2010 fut une année bénie pour le web analytics.

Après 15 longues années d'attente, les plateformes de tracking étaient arrivées à maturité. Les webmasters disposent d'outils bon marché, voire même gratuits, comme Google analytics, qui leur permettent de déterminer avec précision d'où vient le trafic d'un site, quelle partie de ce travail génère des ventes ou des demandes d'informations commerciales rentables, quelles parties du site fonctionnent le mieux, quelles sont celles qui sont les plus efficaces. Les plus fortunés peuvent même retargeter par bannière, faire du tracking de la transformation première touche, dernière touche, tracker les first cliks, last cliks, middle cliks...
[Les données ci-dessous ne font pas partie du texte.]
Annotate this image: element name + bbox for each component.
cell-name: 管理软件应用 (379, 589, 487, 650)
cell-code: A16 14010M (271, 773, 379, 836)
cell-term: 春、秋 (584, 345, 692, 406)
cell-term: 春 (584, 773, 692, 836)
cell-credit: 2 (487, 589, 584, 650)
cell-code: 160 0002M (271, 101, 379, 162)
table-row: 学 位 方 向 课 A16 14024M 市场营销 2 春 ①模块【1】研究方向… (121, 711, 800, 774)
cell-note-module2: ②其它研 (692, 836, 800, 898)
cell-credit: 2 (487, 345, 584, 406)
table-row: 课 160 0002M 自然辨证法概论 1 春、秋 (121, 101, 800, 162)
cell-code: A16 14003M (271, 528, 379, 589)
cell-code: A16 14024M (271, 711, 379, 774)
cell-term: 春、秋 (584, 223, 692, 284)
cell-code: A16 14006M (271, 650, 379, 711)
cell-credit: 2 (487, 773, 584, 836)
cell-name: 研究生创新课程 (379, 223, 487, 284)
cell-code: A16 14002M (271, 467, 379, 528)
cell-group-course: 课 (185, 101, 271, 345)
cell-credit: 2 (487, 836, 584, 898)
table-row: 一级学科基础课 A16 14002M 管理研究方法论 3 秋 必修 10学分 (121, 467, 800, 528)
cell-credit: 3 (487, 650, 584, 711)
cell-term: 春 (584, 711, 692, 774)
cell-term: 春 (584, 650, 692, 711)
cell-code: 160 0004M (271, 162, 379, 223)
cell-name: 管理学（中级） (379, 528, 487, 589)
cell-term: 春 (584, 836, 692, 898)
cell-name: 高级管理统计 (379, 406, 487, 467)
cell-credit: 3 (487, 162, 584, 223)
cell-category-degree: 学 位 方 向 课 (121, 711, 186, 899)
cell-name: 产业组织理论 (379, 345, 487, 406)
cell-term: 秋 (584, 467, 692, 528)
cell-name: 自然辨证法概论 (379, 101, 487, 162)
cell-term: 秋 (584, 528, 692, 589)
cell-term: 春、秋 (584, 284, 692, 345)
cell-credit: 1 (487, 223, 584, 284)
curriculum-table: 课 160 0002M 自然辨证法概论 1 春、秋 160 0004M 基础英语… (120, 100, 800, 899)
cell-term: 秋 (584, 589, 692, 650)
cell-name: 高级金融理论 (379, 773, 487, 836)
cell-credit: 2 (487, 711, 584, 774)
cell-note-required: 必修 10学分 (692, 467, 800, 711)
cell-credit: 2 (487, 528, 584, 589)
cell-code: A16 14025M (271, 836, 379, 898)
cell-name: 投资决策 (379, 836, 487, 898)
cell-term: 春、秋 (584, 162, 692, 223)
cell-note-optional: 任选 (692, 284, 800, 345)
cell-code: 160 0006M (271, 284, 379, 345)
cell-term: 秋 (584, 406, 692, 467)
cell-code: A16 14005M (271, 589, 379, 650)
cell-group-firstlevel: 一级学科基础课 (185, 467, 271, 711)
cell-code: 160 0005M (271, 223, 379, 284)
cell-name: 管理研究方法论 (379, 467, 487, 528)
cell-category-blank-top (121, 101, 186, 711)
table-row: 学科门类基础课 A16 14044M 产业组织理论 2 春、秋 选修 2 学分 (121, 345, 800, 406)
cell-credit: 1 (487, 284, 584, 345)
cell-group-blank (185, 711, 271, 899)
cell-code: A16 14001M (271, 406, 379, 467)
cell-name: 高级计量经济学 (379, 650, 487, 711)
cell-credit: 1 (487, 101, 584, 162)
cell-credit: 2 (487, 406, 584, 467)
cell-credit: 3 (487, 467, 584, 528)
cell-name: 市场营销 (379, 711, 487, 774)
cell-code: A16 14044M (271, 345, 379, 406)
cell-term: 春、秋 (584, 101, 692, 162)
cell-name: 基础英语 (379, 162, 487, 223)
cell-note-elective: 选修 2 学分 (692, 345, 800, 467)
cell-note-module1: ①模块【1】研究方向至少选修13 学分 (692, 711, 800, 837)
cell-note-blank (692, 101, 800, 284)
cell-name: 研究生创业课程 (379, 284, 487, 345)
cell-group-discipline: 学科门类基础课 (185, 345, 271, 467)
C'était l'âge d'or du web analytics : le moindre site comme Cadhoc, qui pouvait déterminer si c'était la page X ou Y qui enregistrait le meilleur taux de transformation, si c'était le trafic issu d'une position naturelle sur le mot chèque cadeau ou le trafic issu de la marque en Adwords qui générait les meilleurs panier d'achat moyen.Un site comme Truckplus pouvait mettre en place un système de tracking pour déterminer le nombre de visiteurs en concession généré par les pages camion à vendre ou remorque occasion. Un organisme de formation comme Audencia, pouvait même déterminer si c'était les pages master of science ou master of business administration qui avait permis d'attirer le plus grand nombre d'élèves ayant postulé et ayant réussi les examens d'admission et même de réaliser des comparaison avec la qualité du trafic issu de la marque en Adwords.

Mais dès la fin de l'année 2010, les choses ont commencé à se détériorer : les systèmes de blocage de cookies ont commencé à se diffuser, certains éditeurs de logiciels de navigation ont commencé à bloquer les cookies par défaut, les allers et venues des internautes entre leurs différents terminaux (desktop, smartphone, tablette) se sont multipliés rendant le tracking de la transformation encore plus difficile.
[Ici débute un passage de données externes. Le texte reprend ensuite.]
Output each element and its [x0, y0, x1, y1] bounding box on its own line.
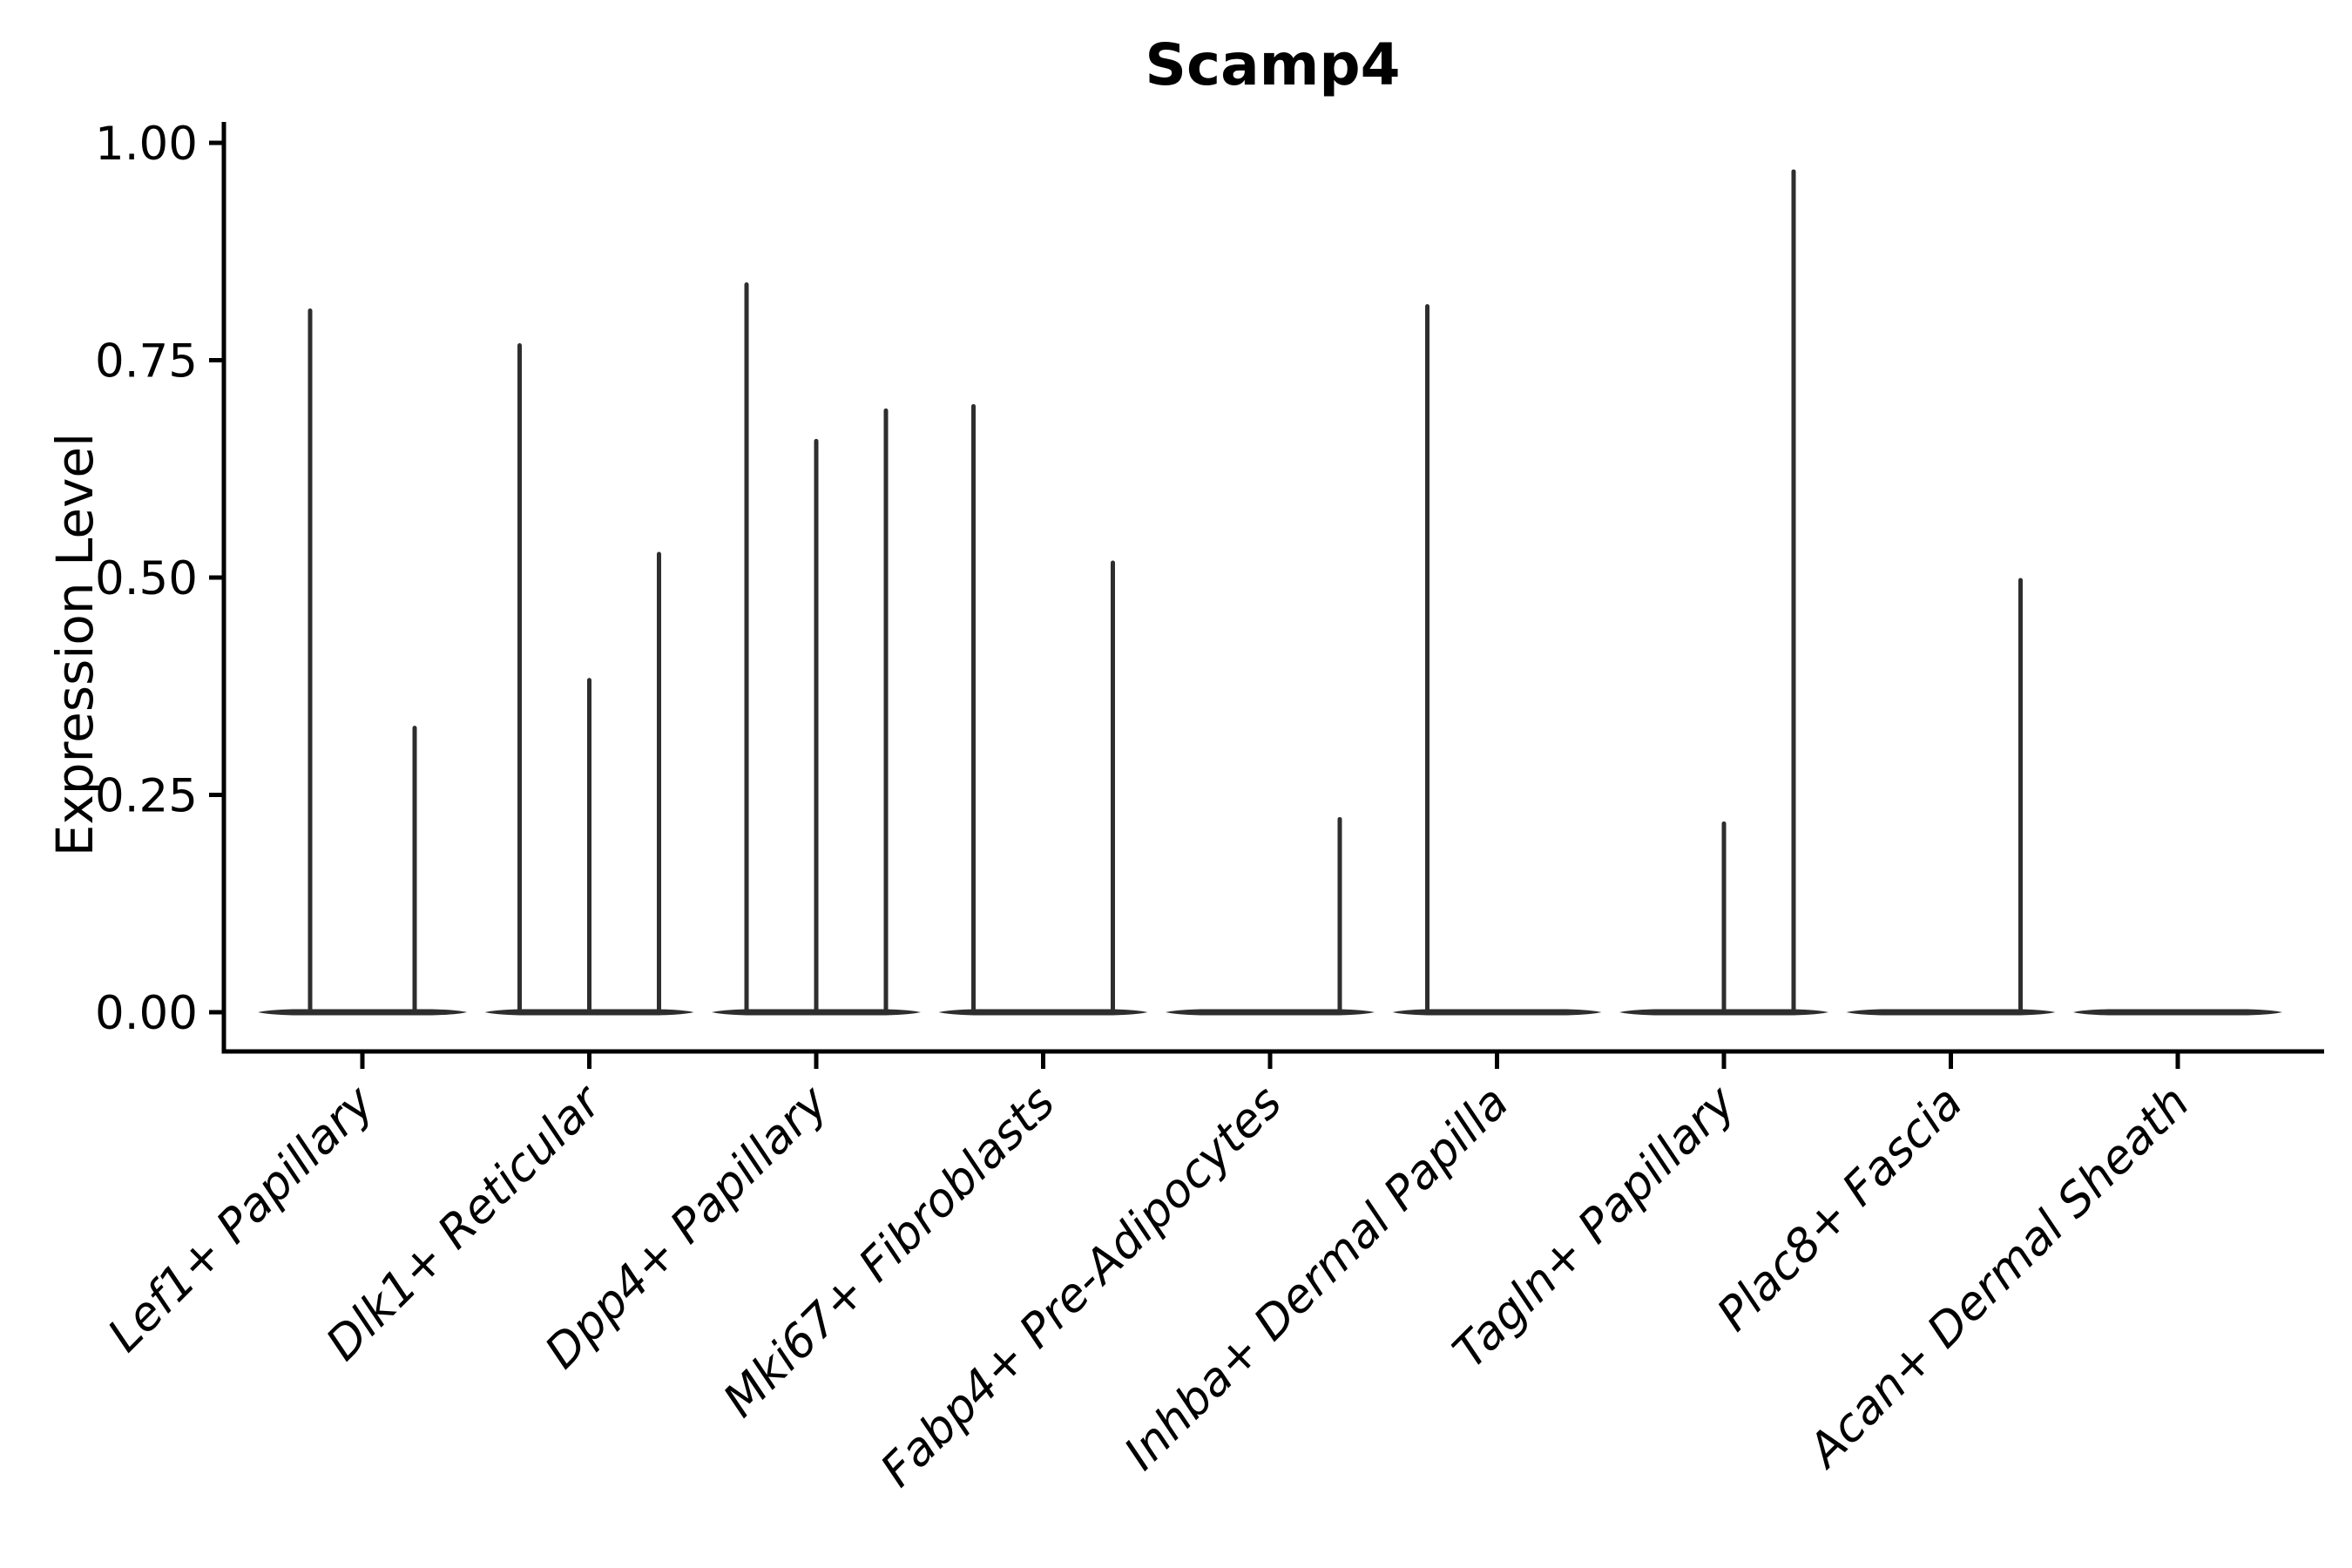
chart-title: Scamp4	[1145, 31, 1400, 98]
y-tick-label: 1.00	[95, 118, 198, 171]
y-tick-label: 0.75	[95, 335, 198, 389]
violin-base	[1846, 1009, 2056, 1016]
y-tick-label: 0.25	[95, 770, 198, 823]
y-tick-label: 0.00	[95, 987, 198, 1040]
y-tick-label: 0.50	[95, 552, 198, 605]
violin-base	[1392, 1009, 1602, 1016]
violin-base	[938, 1009, 1148, 1016]
x-tick-label: Fabp4+ Pre-Adipocytes	[871, 1076, 1293, 1497]
y-axis-ticks: 0.00 0.25 0.50 0.75 1.00	[95, 118, 224, 1040]
violin-base	[258, 1009, 467, 1016]
x-tick-label: Acan+ Dermal Sheath	[1797, 1076, 2200, 1479]
violin-base	[1166, 1009, 1375, 1016]
axes	[221, 122, 2324, 1054]
y-axis-label: Expression Level	[45, 433, 105, 856]
violin-base	[2073, 1009, 2282, 1016]
x-tick-label: Inhba+ Dermal Papilla	[1114, 1076, 1518, 1480]
x-tick-label: Plac8+ Fascia	[1707, 1076, 1973, 1342]
violins	[258, 169, 2282, 1016]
Courant 2012, Google a donné le coup de grâce en privant les webmasters de la parfaite visibilité qu'ils avaient sur leur première source de trafic : c'est l'apparition du syndrome du not provided. Les webmasters ne savent désormais quasiment plus quels sont les mots clés qui leur génèrent du trafic et des ventes.
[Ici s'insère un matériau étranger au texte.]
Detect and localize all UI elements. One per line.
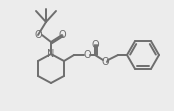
Text: O: O xyxy=(101,57,109,67)
Text: N: N xyxy=(47,49,55,59)
Text: O: O xyxy=(58,30,66,40)
Text: O: O xyxy=(91,40,99,50)
Text: O: O xyxy=(83,50,91,60)
Text: O: O xyxy=(34,30,42,40)
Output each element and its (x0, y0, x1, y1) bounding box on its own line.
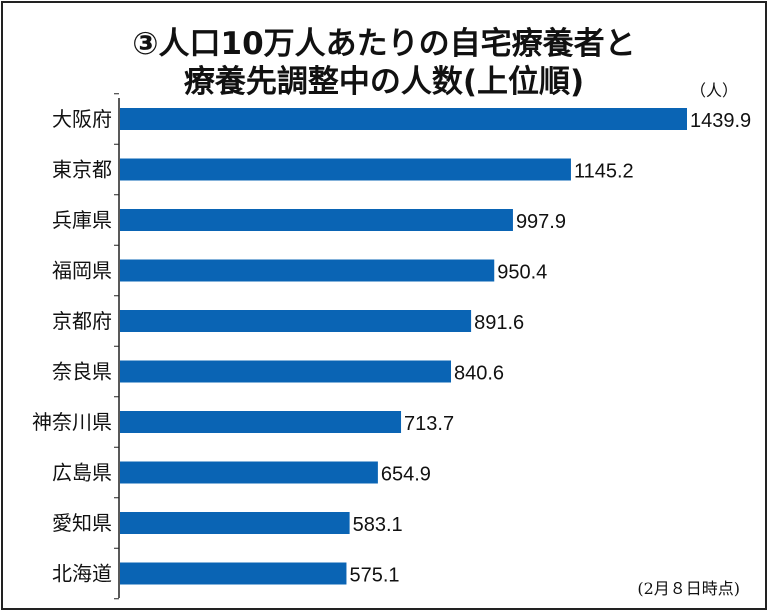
date-note: (2月８日時点) (637, 579, 740, 598)
value-label: 654.9 (381, 464, 431, 486)
category-label: 大阪府 (52, 107, 112, 131)
bar (120, 209, 513, 231)
category-label: 兵庫県 (52, 208, 112, 232)
value-label: 997.9 (516, 211, 566, 233)
value-label: 950.4 (497, 262, 547, 284)
category-label: 神奈川県 (32, 410, 112, 434)
bar (120, 411, 402, 433)
bar (120, 512, 350, 534)
category-label: 北海道 (52, 562, 112, 586)
bar (120, 562, 347, 585)
chart-title-line2: 療養先調整中の人数(上位順) (183, 64, 585, 100)
category-label: 広島県 (52, 461, 112, 485)
value-label: 891.6 (474, 312, 524, 334)
bar (120, 360, 452, 383)
bar (120, 461, 378, 484)
value-label: 840.6 (454, 363, 504, 385)
unit-label: （人） (690, 81, 738, 100)
bar (120, 310, 472, 332)
value-label: 1145.2 (574, 161, 634, 183)
value-label: 575.1 (349, 565, 399, 587)
category-label: 福岡県 (52, 259, 112, 283)
value-label: 583.1 (353, 514, 403, 536)
category-label: 東京都 (52, 158, 112, 182)
bar (120, 158, 571, 181)
bar (120, 259, 495, 282)
category-label: 愛知県 (52, 511, 112, 535)
chart-title-line1: ③人口10万人あたりの自宅療養者と (132, 26, 636, 62)
category-label: 奈良県 (52, 360, 112, 384)
category-label: 京都府 (52, 309, 112, 333)
value-label: 1439.9 (690, 110, 751, 132)
bar (120, 108, 687, 130)
value-label: 713.7 (404, 413, 454, 435)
Le paradoxe est que l'année 2012 a été l'année du Big Data, qui devait marquer le passage au stade supérieur du web analytique. Mais à quoi sert le big data lorsque les webmasters ont perdu la visibilité sur l'origine de la moitié de leur trafic ? C'est tout le paradoxe de l'époque actuelle : on peut retargeter par emailing, retargeter sur Facebook, retargeter sur Twitter, faire du cloning d'audience sur les deux mêmes réseaux, faire appel à des 3rd party data providers pour limiter l'affichage de ses bannières aux cibles prioritaires, mais à mesure que l'ecommerçant ordinaire accède à des outils de plus en plus puissants, il perd ce qui était un acquis depuis les débuts de l'internet commercial : les mots clés générant du trafic sur son site.